Earnings-related pensions help you in different life situations. In this section you can read about the different pension benefits.
The most common earnings-related pension is the old-age pension. But earnings-related pensions provide for you also if you become disabled or if a wage earner in your family dies. You can retire on a partial old-age pension when you turn 61.
You earn your earnings-related pension by working or by being a self-employed person. If your earnings-related pension is small, you may have a right to receive a national or a guarantee pension paid by Kela.
Pension benefits in brief
You can retire on an old-age pension when you reach the retirement age of your birth year. In other words, your year of birth determines when you can retire on an old-age pension. The later you retire, the higher your monthly pension will be.

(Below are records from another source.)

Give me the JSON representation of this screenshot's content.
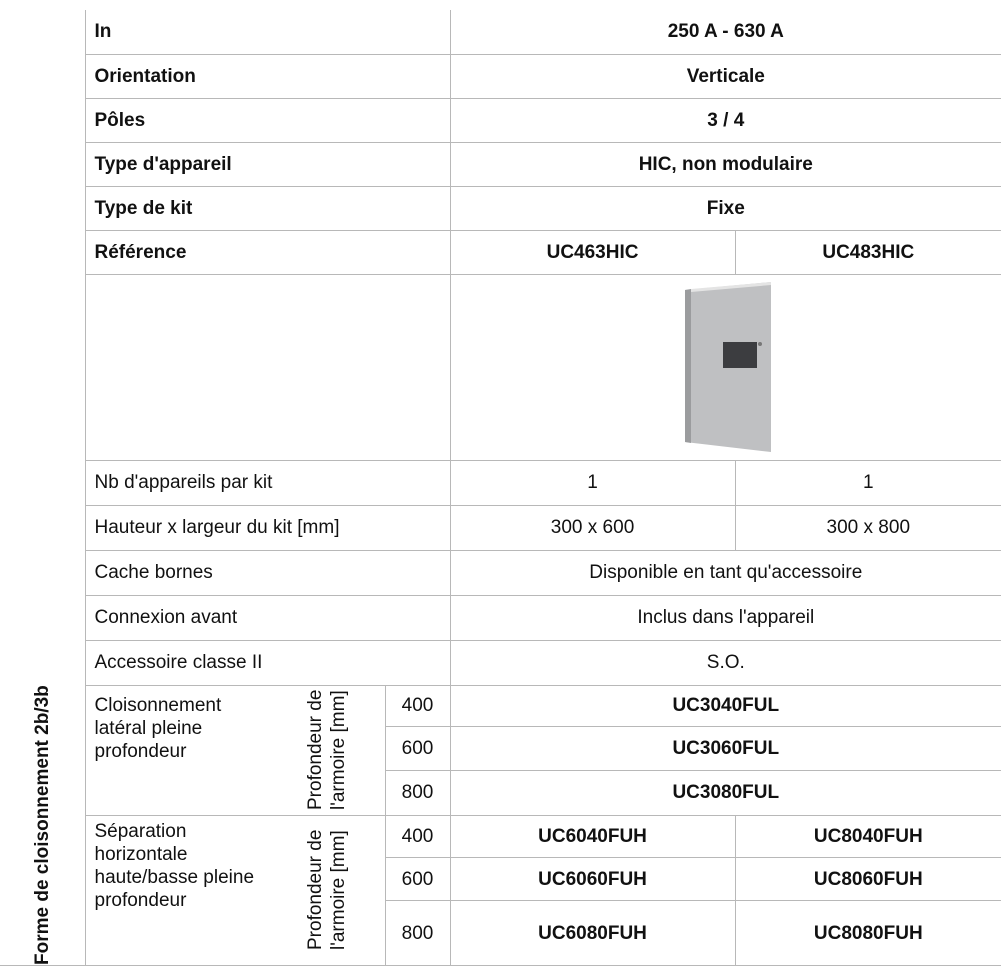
{
  "table": {
    "rows": [
      {
        "label": "In",
        "value": "250 A - 630 A"
      },
      {
        "label": "Orientation",
        "value": "Verticale"
      },
      {
        "label": "Pôles",
        "value": "3 / 4"
      },
      {
        "label": "Type d'appareil",
        "value": "HIC, non modulaire"
      },
      {
        "label": "Type de kit",
        "value": "Fixe"
      }
    ],
    "reference": {
      "label": "Référence",
      "values": [
        "UC463HIC",
        "UC483HIC"
      ]
    },
    "specs": [
      {
        "label": "Nb d'appareils par kit",
        "values": [
          1,
          1
        ]
      },
      {
        "label": "Hauteur x largeur du kit [mm]",
        "values": [
          "300 x 600",
          "300 x 800"
        ]
      },
      {
        "label": "Cache bornes",
        "value": "Disponible en tant qu'accessoire"
      },
      {
        "label": "Connexion avant",
        "value": "Inclus dans l'appareil"
      },
      {
        "label": "Accessoire classe II",
        "value": "S.O."
      }
    ],
    "partition": {
      "title": "Forme de cloisonnement 2b/3b",
      "groups": [
        {
          "label": "Cloisonnement latéral pleine profondeur",
          "depth_label": "Profondeur de l'armoire [mm]",
          "rows": [
            {
              "depth": 400,
              "value": "UC3040FUL"
            },
            {
              "depth": 600,
              "value": "UC3060FUL"
            },
            {
              "depth": 800,
              "value": "UC3080FUL"
            }
          ]
        },
        {
          "label": "Séparation horizontale haute/basse pleine profondeur",
          "depth_label": "Profondeur de l'armoire [mm]",
          "rows": [
            {
              "depth": 400,
              "values": [
                "UC6040FUH",
                "UC8040FUH"
              ]
            },
            {
              "depth": 600,
              "values": [
                "UC6060FUH",
                "UC8060FUH"
              ]
            },
            {
              "depth": 800,
              "values": [
                "UC6080FUH",
                "UC8080FUH"
              ]
            }
          ]
        }
      ]
    }
  }
}
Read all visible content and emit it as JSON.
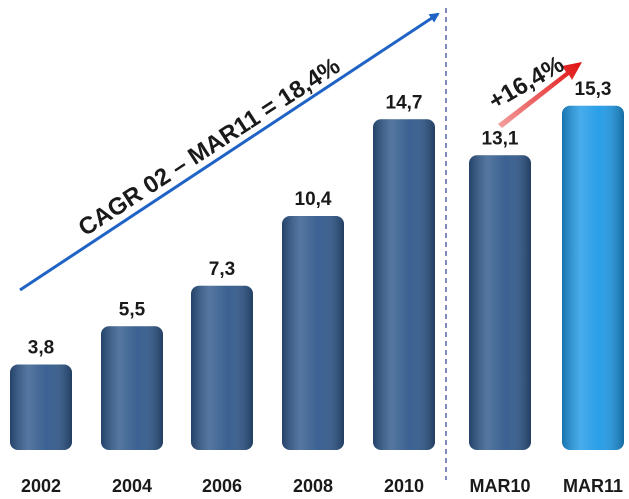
{
  "chart_data": {
    "type": "bar",
    "categories": [
      "2002",
      "2004",
      "2006",
      "2008",
      "2010",
      "MAR10",
      "MAR11"
    ],
    "values": [
      3.8,
      5.5,
      7.3,
      10.4,
      14.7,
      13.1,
      15.3
    ],
    "value_labels": [
      "3,8",
      "5,5",
      "7,3",
      "10,4",
      "14,7",
      "13,1",
      "15,3"
    ],
    "colors": [
      "#30598c",
      "#30598c",
      "#30598c",
      "#30598c",
      "#30598c",
      "#30598c",
      "#1f9ae6"
    ],
    "annotations": [
      "CAGR 02 – MAR11 = 18,4%",
      "+16,4%"
    ]
  }
}
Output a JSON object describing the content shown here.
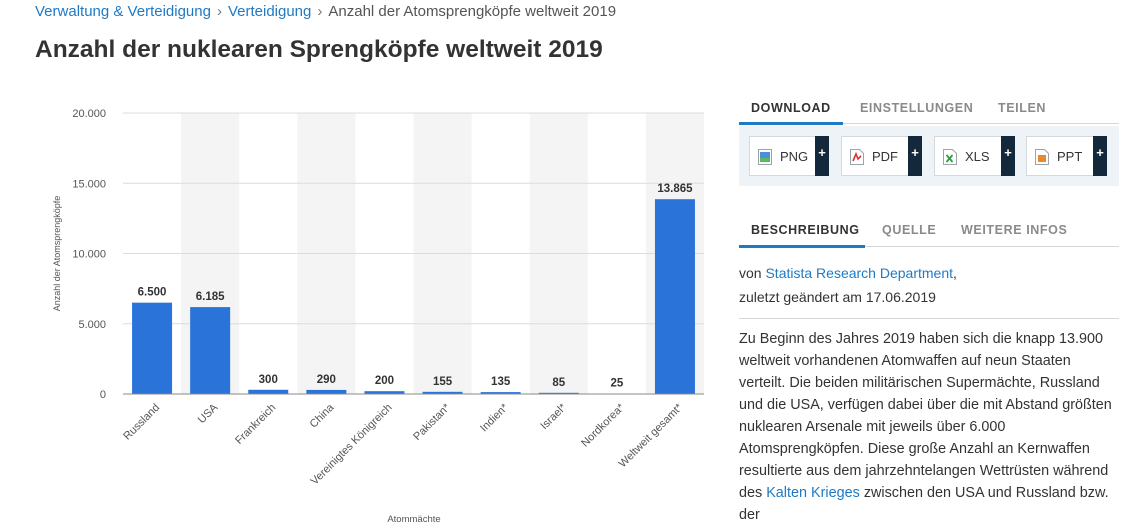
{
  "breadcrumb": {
    "item1": "Verwaltung & Verteidigung",
    "item2": "Verteidigung",
    "current": "Anzahl der Atomsprengköpfe weltweit 2019",
    "separator": "›"
  },
  "page_title": "Anzahl der nuklearen Sprengköpfe weltweit 2019",
  "colors": {
    "bar": "#2a73d9",
    "accent": "#1f7ac4",
    "grid": "#dcdcdc",
    "column_shade": "#f4f4f4"
  },
  "chart_data": {
    "type": "bar",
    "categories": [
      "Russland",
      "USA",
      "Frankreich",
      "China",
      "Vereinigtes Königreich",
      "Pakistan*",
      "Indien*",
      "Israel*",
      "Nordkorea*",
      "Weltweit gesamt*"
    ],
    "values": [
      6500,
      6185,
      300,
      290,
      200,
      155,
      135,
      85,
      25,
      13865
    ],
    "value_labels": [
      "6.500",
      "6.185",
      "300",
      "290",
      "200",
      "155",
      "135",
      "85",
      "25",
      "13.865"
    ],
    "xlabel": "Atommächte",
    "ylabel": "Anzahl der Atomsprengköpfe",
    "ylim": [
      0,
      20000
    ],
    "yticks": [
      0,
      5000,
      10000,
      15000,
      20000
    ],
    "ytick_labels": [
      "0",
      "5.000",
      "10.000",
      "15.000",
      "20.000"
    ],
    "grid": true
  },
  "download_tabs": [
    "DOWNLOAD",
    "EINSTELLUNGEN",
    "TEILEN"
  ],
  "download_buttons": [
    {
      "label": "PNG",
      "icon": "png-file-icon",
      "plus": "+"
    },
    {
      "label": "PDF",
      "icon": "pdf-file-icon",
      "plus": "+"
    },
    {
      "label": "XLS",
      "icon": "xls-file-icon",
      "plus": "+"
    },
    {
      "label": "PPT",
      "icon": "ppt-file-icon",
      "plus": "+"
    }
  ],
  "info_tabs": [
    "BESCHREIBUNG",
    "QUELLE",
    "WEITERE INFOS"
  ],
  "author": {
    "prefix": "von",
    "name": "Statista Research Department",
    "suffix": ",",
    "updated": "zuletzt geändert am 17.06.2019"
  },
  "description": {
    "text1": "Zu Beginn des Jahres 2019 haben sich die knapp 13.900 weltweit vorhandenen Atomwaffen auf neun Staaten verteilt. Die beiden militärischen Supermächte, Russland und die USA, verfügen dabei über die mit Abstand größten nuklearen Arsenale mit jeweils über 6.000 Atomsprengköpfen. Diese große Anzahl an Kernwaffen resultierte aus dem jahrzehntelangen Wettrüsten während des",
    "link": "Kalten Krieges",
    "text2": "zwischen den USA und Russland bzw. der"
  }
}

Read more about the old-age pension
Partial old-age pension
When you are on a partial old-age pension, you can decide yourself how much you want to work. You can retire on a partial old-age pension as of age 61. The part of your pension that you take out early (before you reach your retirement) age will be permanently reduced.
Read more about the partial old-age pension.

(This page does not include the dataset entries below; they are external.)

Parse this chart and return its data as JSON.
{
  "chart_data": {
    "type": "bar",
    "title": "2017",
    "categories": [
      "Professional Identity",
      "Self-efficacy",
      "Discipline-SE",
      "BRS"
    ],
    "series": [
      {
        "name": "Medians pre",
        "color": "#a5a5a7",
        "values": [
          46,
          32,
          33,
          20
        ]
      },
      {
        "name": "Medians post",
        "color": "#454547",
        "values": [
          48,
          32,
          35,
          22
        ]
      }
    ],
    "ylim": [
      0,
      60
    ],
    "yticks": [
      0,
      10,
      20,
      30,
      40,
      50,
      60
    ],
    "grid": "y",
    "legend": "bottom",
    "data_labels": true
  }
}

Rehabilitation or disability pension
Rehabilitation is always a primary alternative if your work ability is reduced. Rehabilitation can help you continue working.
The disability pension is an option only once your illness, handicap or injury reduce your working ability in the long run, for more than one year.

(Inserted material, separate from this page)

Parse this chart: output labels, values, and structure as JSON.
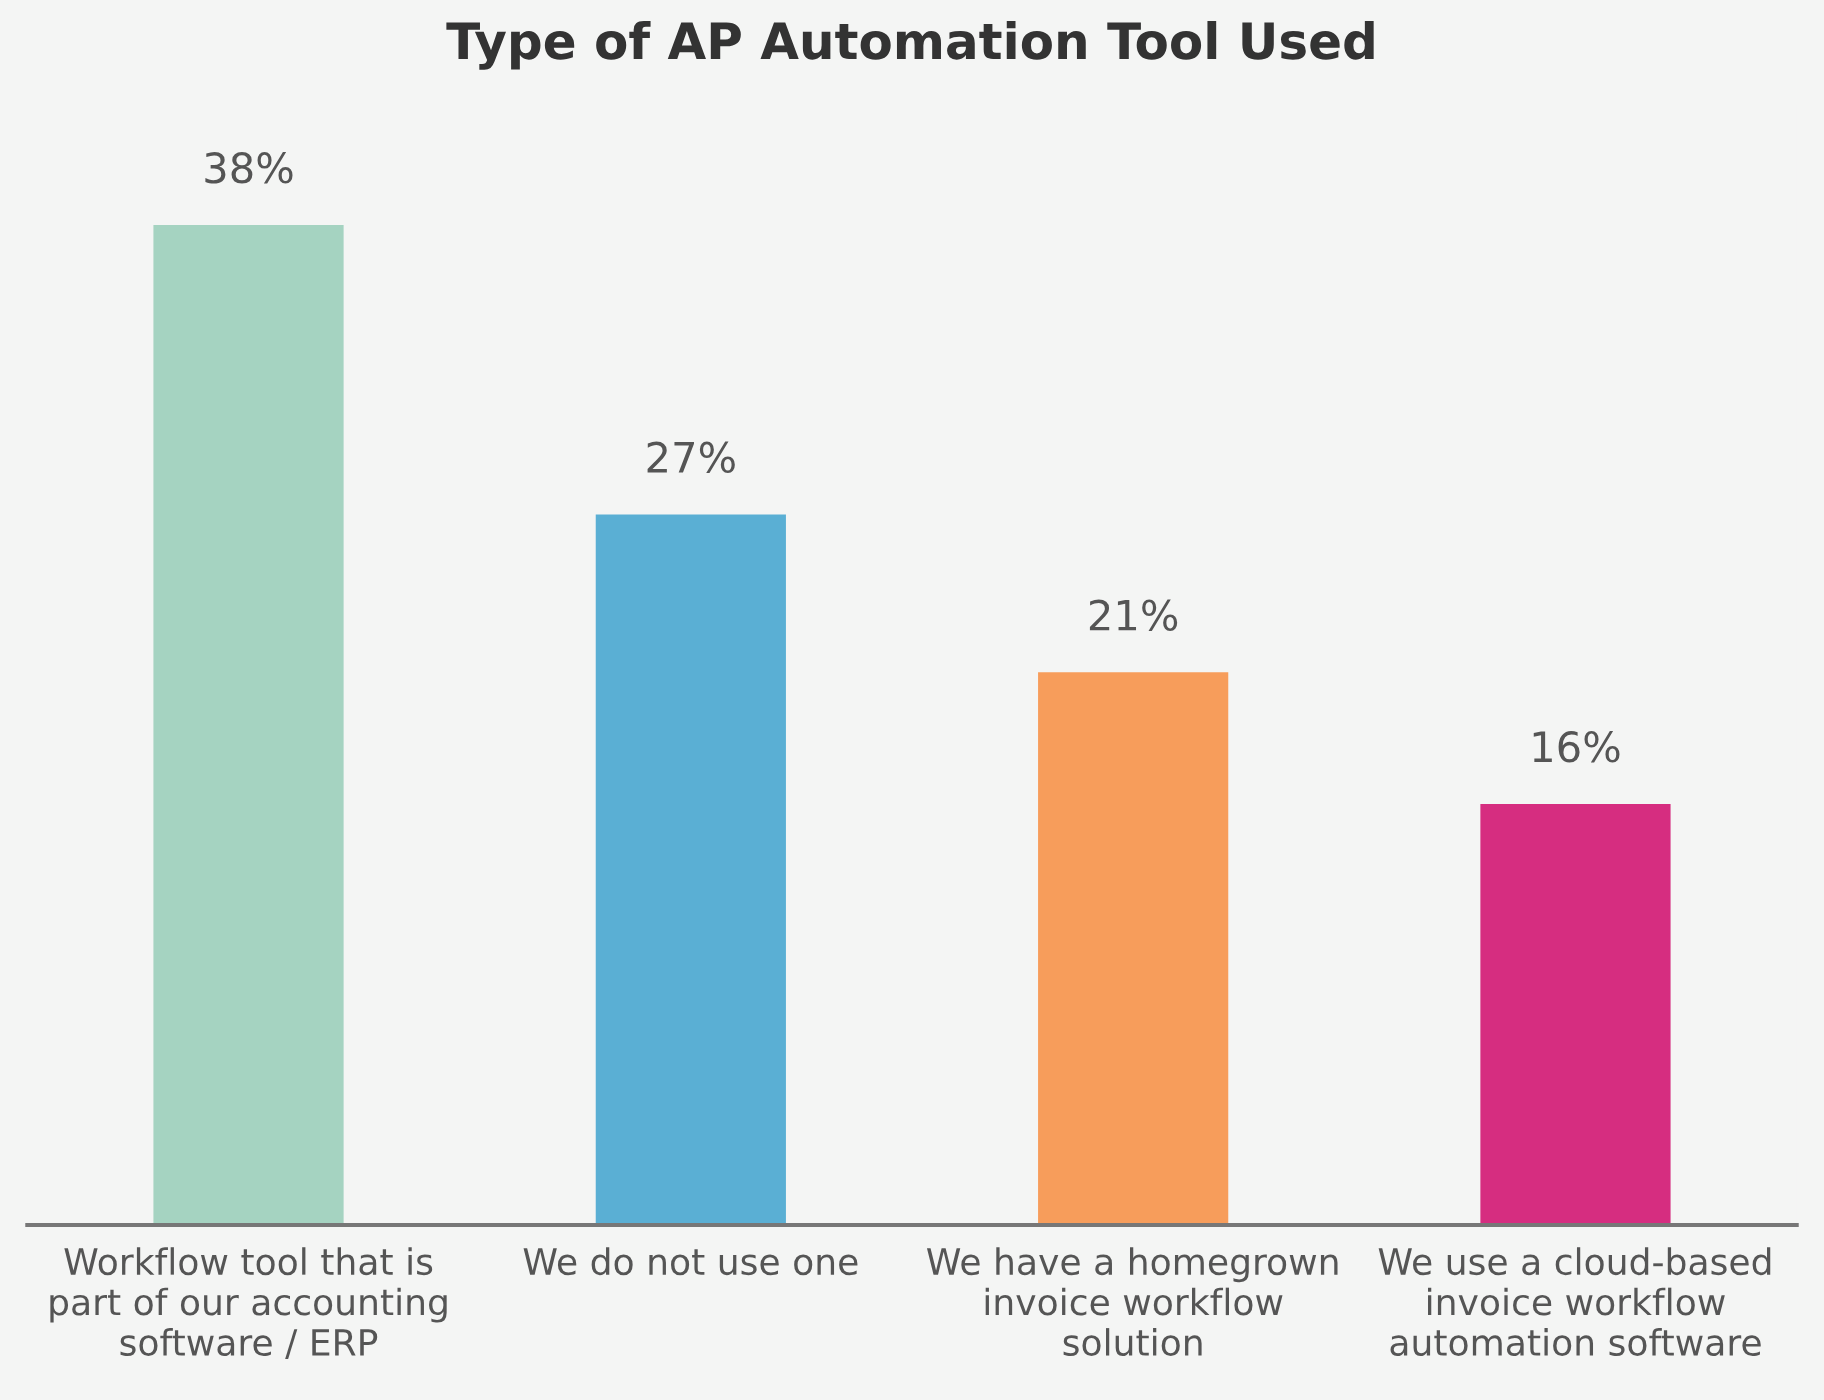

You may qualify for a years-of-service pension if:
- you have done mental or physical work that requires great effort for at least 38 years;
- your ability to work is reduced;
- you were born in 1955 or later; and
- you are 63 years old.
Because of the age limits, the first years-of-service pensions will be paid on 1 February 2018.
Read more about the years-of-service pension
The survivors’ pensions replace income that is lost when a family wage earner dies.